机器学习模型的最终效果取决于其中两个重要因素:

  • 数据的质量
  • 数据汇总蕴含的有用信息的数量

实际应用中,样本由于各种原因导致某些属性数据缺失,常用的处理方法是:

  • 对于数值类型的数据,填充为平均值、中值等统计数值;
  • 对于类别类型的数据,填充为出现次数最多的类别;

此类方法统计计算的值为全局数据集范围内,误差较大,所以考虑结合聚类算法,在某一簇内计算统计值进行填充。

1. Iterative EM-type algorithm

1. Initialize missing values to their column means
2. Repeat until convergence:
    2.1 Perform K-means clustering on the filled-in data
    2.2 Set the missing values to the centroid coordinates of the clusters to which they were assigned

Implementation


In [1]:
import numpy as np
from sklearn.cluster import KMeans

def kmeans_missing(X, n_clusters, max_iter=10):
    """Perform K-Means clustering on data with missing values.

    Args:
      X: An [n_samples, n_features] array of data to cluster.
      n_clusters: Number of clusters to form.
      max_iter: Maximum number of EM iterations to perform.

    Returns:
      labels: An [n_samples] vector of integer labels.
      centroids: An [n_clusters, n_features] array of cluster centroids.
      X_hat: Copy of X with the missing values filled in.
    """
    # Initialize missing values to their column means
    # 非数值型、正无穷和负无穷都认为是缺失数据
    missing = ~np.isfinite(X)
    mu = np.nanmean(X, axis=0, keepdims=1)  # 忽略 NaN,计算某一列的平均值
    X_hat = np.where(missing, mu, X) # Return elements, either from x or y, depending on condition.
    X_gm = X_hat.copy()

    for i in xrange(max_iter):
        if i > 0:
            # initialize KMeans with the previous set of centroids. this is much
            # faster and makes it easier to check convergence (since labels
            # won't be permuted on every iteration), but might be more prone to
            # getting stuck in local minima.
            cls = KMeans(n_clusters, init=prev_centroids)
        else:
            # do multiple random initializations in parallel
            cls = KMeans(n_clusters, n_jobs=-1)

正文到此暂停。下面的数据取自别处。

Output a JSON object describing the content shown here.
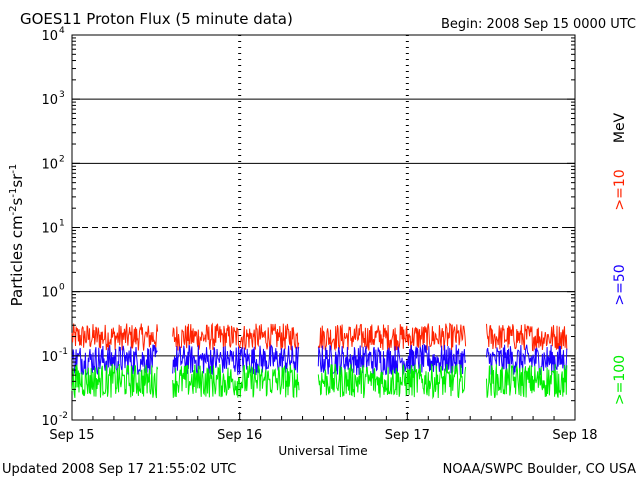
{
  "header": {
    "title": "GOES11 Proton Flux (5 minute data)",
    "begin": "Begin: 2008 Sep 15 0000 UTC"
  },
  "footer": {
    "updated": "Updated 2008 Sep 17 21:55:02 UTC",
    "credit": "NOAA/SWPC Boulder, CO USA"
  },
  "colors": {
    "ge10": "#ff2200",
    "ge50": "#1a00ff",
    "ge100": "#00ee00"
  },
  "chart_data": {
    "type": "line",
    "title": "GOES11 Proton Flux (5 minute data)",
    "xlabel": "Universal Time",
    "ylabel_parts": {
      "base": "Particles cm",
      "e1": "-2",
      "s": "s",
      "e2": "-1",
      "sr": "sr",
      "e3": "-1"
    },
    "y_scale": "log",
    "ylim": [
      0.01,
      10000
    ],
    "y_ticks": [
      {
        "value": 0.01,
        "base": "10",
        "exp": "-2"
      },
      {
        "value": 0.1,
        "base": "10",
        "exp": "-1"
      },
      {
        "value": 1,
        "base": "10",
        "exp": "0"
      },
      {
        "value": 10,
        "base": "10",
        "exp": "1"
      },
      {
        "value": 100,
        "base": "10",
        "exp": "2"
      },
      {
        "value": 1000,
        "base": "10",
        "exp": "3"
      },
      {
        "value": 10000,
        "base": "10",
        "exp": "4"
      }
    ],
    "xlim_hours": [
      0,
      72
    ],
    "x_ticks": [
      {
        "hour": 0,
        "label": "Sep 15"
      },
      {
        "hour": 24,
        "label": "Sep 16"
      },
      {
        "hour": 48,
        "label": "Sep 17"
      },
      {
        "hour": 72,
        "label": "Sep 18"
      }
    ],
    "thresholds": [
      {
        "value": 1,
        "style": "solid"
      },
      {
        "value": 10,
        "style": "dashed"
      },
      {
        "value": 100,
        "style": "solid"
      },
      {
        "value": 1000,
        "style": "solid"
      },
      {
        "value": 0.1,
        "style": "solid"
      }
    ],
    "data_gaps_hours": [
      [
        12.3,
        14.4
      ],
      [
        32.5,
        35.2
      ],
      [
        56.4,
        59.3
      ]
    ],
    "data_end_hour": 70.9,
    "series": [
      {
        "name": ">=10",
        "color_key": "ge10",
        "mean": 0.19,
        "low": 0.12,
        "high": 0.32
      },
      {
        "name": ">=50",
        "color_key": "ge50",
        "mean": 0.08,
        "low": 0.05,
        "high": 0.15
      },
      {
        "name": ">=100",
        "color_key": "ge100",
        "mean": 0.04,
        "low": 0.022,
        "high": 0.075
      }
    ],
    "legend": {
      "placement": "right",
      "unit": "MeV"
    }
  }
}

        # perform clustering on the filled-in data
        labels = cls.fit_predict(X_hat)
        centroids = cls.cluster_centers_

        # fill in the missing values based on their cluster centroids
        X_hat[missing] = centroids[labels][missing]

        # when the labels have stopped changing then we have converged
        if i > 0 and np.all(labels == prev_labels):
            break

        prev_labels = labels
        prev_centroids = cls.cluster_centers_

    return labels, centroids, X_hat, X_gm

Example with fake data


In [2]:
import matplotlib
import matplotlib.pyplot as plt
import seaborn as sns
%matplotlib inline
matplotlib.style.use('ggplot')

from sklearn.datasets import make_blobs
from matplotlib import pyplot as plt
from mpl_toolkits.mplot3d import Axes3D

def make_fake_data(fraction_missing, n_clusters=5, n_samples=5000,
                   n_features=3, seed=0):
    # complete data
    gen = np.random.RandomState(seed)
    X, true_labels = make_blobs(n_samples, n_features, n_clusters,
                                random_state=gen)
    # with missing values
    missing = gen.rand(*X.shape) < fraction_missing
    Xm = np.where(missing, np.nan, X)
    return X, true_labels, Xm

In [3]:
X, true_labels, Xm = make_fake_data(fraction_missing=0.1, n_clusters=6, seed=10)

In [4]:
labels, centroids, X_hat, X_gm = kmeans_missing(Xm, n_clusters=6, max_iter=40)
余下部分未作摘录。